Cleaning the Air One Dumpsite at a Time


As smelly and ugly as they may be, landfills are always good sources for stories. This one is especially interesting – a dumpsite being used to help clean the air. Throughout the Bay Area, hundreds of garbage trucks are running on L-N-G: Liquified Natural Gas –  which is produced at the dump in Livermore, California. We visited the new mini-refinery right next door, to see how engineers are closing the loop and “recycling” a waste disposal site into an energy production facility. Every landfill produces the greenhouse gas methane, and while it’s been used to produce electricity for years, now it’s being used to produce fuel.
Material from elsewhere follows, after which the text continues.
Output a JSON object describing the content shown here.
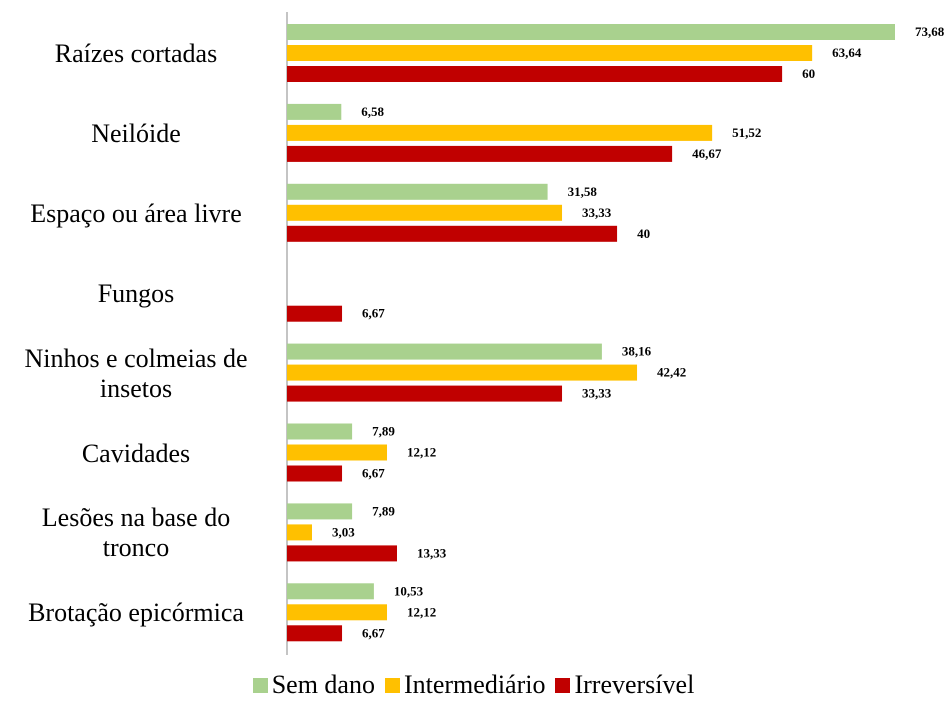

All around the landfill, hundreds of wells, tubes and vacuums are extracting methane from deep underground, where it’s created by decomposing food. The methane is then conveyed a few hundred yards to the LNG plant, where it’s filtered and refined to pipeline quality and turned into liquified natural gas. Another benefit – this process keeps thousands of tons of carbon dioxide from being released into the atmosphere. The L-N-G is then used to fill up garbage trucks: diesel is out, LNG,  which is cheaper and cleaner than diesel. Drivers of the garbage trucks say they appreciate having a fuel that offers the same horsepower, is clean burning, and helps the environment.  While the plant in Livermore isn’t the first of its kind, it is the biggest and most efficient. Every day, it produces 13,000 gallons of liquified natural gas, and will eliminate 30-thousand tons of carbon dioxide every year.  Perhaps the only drawback is the cost: $15-million dollars. But supporters of this process say as technology improves, costs will come down, and more trash heaps will become fuel depots. A second facility is in the works in Southern California, and other large landfills are looking at how they can turn garbage into gas.